Research objectives and content
The human nuclear cap binding complex (CBC) plays a role in different aspects of RNA metabolism. CBC facilitates removal of cap proximal introns, increases the efficiency of 3' end cleavage, ensures poly (A) tail length control and is involved in the transport of snRNAs to the cytoplasm. A yeast CBC (yCBC) has recently been isolated. This yeast homologue is capable of cap binding, is a commitment complex component involved in an early step of pre-mRNA splicing and can interact in vivo with the protein import machinery. We propose to analyze the involvement of yCBC in RNA transport and 3' end processing and to study the molecular mechanisms that allow yCBC to influence RNA metabolism. A synthetic lethal screen using yCBC has already been carried out and 32 positive mutant lines have been isolated. The genes mutated in these yeast strains are expected to encode products that functionally interact with CBC. Some of these clones show reduced splicing efficiency or nuclear poly (A) accumulation. We propose to isolate the genes responsible for these phenotypes and study their function. Once a function related to RNA metabolism is observed, the functional interaction with CBC will be analyzed.

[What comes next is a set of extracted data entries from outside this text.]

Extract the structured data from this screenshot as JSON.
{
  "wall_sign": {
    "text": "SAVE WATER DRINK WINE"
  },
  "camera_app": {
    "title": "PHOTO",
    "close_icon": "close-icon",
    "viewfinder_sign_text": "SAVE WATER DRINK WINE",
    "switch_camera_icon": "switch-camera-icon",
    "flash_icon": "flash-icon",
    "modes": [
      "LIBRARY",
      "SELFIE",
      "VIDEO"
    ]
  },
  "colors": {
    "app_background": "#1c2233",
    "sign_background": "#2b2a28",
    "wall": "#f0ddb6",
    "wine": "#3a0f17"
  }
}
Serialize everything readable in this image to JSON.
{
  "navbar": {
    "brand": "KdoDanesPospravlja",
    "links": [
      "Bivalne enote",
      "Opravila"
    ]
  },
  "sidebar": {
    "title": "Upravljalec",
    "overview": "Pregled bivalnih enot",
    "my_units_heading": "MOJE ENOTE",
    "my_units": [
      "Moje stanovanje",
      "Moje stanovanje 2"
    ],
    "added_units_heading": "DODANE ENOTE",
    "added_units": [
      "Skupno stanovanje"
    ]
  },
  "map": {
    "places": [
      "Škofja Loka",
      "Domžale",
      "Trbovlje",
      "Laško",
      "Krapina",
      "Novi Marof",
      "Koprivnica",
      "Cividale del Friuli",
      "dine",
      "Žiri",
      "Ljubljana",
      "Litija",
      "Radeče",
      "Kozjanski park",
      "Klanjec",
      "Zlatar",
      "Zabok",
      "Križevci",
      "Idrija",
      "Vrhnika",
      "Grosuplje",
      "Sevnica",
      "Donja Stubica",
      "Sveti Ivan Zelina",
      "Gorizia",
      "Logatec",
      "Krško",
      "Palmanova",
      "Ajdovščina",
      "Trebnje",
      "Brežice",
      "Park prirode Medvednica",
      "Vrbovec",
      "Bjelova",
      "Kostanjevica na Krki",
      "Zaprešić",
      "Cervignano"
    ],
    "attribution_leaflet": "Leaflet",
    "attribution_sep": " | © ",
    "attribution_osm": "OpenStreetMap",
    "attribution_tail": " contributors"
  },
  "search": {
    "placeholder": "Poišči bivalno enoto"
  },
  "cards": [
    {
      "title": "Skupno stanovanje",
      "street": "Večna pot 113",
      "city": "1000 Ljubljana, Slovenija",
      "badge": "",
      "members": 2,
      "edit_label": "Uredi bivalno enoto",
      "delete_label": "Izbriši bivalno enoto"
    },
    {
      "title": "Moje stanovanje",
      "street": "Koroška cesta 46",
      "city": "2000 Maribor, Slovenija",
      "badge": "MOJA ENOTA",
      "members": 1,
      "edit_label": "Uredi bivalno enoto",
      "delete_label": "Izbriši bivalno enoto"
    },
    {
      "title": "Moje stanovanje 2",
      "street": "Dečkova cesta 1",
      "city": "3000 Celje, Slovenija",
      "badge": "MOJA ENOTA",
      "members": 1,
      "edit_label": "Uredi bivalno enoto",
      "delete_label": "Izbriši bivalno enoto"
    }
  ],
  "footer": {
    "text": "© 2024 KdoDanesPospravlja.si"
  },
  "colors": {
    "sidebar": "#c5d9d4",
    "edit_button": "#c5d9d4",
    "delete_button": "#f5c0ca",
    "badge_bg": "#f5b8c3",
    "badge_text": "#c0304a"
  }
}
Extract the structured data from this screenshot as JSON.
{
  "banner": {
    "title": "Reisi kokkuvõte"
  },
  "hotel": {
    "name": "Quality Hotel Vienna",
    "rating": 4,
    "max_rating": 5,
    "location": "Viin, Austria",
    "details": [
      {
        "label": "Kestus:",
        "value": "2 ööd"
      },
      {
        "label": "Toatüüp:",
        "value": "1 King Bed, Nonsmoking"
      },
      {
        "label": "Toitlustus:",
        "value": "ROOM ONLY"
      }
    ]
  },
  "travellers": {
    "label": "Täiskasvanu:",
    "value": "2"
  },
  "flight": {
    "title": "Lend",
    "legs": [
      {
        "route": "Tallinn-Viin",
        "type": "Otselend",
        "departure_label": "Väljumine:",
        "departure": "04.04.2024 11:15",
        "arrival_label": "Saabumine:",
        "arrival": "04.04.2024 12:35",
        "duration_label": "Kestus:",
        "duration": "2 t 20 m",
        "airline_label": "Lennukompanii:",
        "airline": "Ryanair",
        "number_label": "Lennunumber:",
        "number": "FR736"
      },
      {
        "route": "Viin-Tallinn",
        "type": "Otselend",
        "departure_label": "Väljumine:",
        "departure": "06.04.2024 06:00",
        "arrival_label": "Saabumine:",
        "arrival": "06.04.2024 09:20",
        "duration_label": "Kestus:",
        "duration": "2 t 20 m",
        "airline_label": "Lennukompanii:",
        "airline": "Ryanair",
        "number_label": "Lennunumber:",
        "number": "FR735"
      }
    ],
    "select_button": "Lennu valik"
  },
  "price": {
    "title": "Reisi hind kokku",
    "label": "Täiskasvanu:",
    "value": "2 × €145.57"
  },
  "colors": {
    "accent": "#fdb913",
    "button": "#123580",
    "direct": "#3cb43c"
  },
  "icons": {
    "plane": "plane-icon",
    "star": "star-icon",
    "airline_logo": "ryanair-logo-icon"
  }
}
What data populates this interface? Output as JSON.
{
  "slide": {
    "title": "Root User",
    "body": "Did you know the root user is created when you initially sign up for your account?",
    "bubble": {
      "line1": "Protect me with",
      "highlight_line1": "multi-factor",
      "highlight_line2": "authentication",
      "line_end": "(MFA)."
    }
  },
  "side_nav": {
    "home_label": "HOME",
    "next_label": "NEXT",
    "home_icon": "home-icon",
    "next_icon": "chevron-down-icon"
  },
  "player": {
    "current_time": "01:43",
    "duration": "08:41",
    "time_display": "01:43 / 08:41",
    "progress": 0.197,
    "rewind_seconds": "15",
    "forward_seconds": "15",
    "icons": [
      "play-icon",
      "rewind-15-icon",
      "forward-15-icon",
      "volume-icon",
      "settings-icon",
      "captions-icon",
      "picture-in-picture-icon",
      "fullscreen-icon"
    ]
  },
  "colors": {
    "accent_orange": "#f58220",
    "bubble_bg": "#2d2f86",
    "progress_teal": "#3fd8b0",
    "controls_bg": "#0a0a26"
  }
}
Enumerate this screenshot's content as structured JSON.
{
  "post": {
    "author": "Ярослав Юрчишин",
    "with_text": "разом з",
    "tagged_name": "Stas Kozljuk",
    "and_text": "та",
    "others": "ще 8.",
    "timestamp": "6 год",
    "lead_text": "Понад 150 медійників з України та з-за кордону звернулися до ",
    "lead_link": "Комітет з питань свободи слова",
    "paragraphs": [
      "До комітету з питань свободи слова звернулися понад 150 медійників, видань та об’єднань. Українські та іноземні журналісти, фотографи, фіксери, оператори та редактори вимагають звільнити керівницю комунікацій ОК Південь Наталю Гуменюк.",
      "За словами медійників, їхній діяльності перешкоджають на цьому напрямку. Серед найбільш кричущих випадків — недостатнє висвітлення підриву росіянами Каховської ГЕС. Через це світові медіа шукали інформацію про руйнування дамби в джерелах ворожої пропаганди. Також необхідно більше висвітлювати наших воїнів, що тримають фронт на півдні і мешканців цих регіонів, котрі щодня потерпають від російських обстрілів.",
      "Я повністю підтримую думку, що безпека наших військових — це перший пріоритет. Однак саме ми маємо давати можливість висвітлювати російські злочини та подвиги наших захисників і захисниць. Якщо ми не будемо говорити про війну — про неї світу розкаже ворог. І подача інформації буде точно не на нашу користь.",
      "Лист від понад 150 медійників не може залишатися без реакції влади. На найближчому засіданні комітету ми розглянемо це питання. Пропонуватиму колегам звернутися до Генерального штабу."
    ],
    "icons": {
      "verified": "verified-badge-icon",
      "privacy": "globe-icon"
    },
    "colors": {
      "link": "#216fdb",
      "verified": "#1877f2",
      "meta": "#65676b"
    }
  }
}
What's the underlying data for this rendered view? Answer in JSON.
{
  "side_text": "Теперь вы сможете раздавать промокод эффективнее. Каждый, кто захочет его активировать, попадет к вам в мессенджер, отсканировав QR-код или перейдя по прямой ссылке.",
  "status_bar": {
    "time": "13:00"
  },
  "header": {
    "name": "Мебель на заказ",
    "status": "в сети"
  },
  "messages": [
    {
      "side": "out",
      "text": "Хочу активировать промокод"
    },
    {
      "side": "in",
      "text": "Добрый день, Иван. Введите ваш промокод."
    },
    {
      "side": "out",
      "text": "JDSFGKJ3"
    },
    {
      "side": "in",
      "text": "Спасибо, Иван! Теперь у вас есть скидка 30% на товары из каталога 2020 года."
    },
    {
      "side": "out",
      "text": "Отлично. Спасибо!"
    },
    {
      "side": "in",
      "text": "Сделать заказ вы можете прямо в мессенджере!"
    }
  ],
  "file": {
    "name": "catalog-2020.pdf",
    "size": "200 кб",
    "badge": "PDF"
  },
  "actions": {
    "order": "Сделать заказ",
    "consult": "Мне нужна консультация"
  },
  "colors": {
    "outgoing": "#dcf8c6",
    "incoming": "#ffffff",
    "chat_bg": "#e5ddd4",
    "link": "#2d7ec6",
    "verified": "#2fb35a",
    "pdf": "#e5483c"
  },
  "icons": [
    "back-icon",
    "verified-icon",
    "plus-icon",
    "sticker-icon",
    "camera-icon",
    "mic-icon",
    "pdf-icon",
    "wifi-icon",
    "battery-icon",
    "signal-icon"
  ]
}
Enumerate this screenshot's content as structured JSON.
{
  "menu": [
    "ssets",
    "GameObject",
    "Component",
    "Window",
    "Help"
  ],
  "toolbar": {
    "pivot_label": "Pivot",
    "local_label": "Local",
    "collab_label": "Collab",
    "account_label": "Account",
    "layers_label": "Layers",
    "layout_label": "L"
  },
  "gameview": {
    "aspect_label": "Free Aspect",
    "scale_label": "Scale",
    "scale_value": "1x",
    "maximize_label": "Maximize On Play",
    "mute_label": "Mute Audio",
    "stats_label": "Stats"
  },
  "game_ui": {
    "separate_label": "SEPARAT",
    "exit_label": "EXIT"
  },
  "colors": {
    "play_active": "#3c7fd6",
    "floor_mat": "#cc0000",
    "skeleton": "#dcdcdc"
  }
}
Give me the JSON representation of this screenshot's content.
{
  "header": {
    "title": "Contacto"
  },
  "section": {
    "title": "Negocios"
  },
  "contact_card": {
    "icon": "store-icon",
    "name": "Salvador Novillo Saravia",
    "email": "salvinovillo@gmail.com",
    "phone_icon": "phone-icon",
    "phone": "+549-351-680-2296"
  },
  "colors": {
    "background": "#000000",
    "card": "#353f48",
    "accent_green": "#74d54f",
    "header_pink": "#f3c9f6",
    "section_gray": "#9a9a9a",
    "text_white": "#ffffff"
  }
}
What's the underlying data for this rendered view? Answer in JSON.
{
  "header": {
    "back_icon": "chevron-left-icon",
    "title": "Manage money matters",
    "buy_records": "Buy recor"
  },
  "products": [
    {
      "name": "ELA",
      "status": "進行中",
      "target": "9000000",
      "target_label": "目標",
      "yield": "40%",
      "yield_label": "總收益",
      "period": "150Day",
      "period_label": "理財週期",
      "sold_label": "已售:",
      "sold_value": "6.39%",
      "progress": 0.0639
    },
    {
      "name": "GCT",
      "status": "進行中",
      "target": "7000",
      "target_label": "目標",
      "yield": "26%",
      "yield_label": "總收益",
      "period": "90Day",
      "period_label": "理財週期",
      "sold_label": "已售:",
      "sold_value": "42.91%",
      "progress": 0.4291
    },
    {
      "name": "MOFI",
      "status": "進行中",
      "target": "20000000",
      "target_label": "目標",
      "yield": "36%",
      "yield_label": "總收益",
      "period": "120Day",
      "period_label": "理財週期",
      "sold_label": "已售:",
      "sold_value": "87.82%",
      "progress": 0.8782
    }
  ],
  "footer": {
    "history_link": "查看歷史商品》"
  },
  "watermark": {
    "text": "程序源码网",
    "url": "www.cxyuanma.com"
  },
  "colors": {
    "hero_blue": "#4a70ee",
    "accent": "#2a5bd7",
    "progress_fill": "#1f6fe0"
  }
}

Training content (objective, benefit and expected impact)
The isolation of factors involved in cap dependent RNA metabolism will allow us to understand better the molecular mechanisms of RNA processing and transport as well as the function of the RNA cap in these processes. This understanding will be of potential usefulness in designing vectors that are capable of high level expression of heterologous genes in the biotechnology and basic research fields.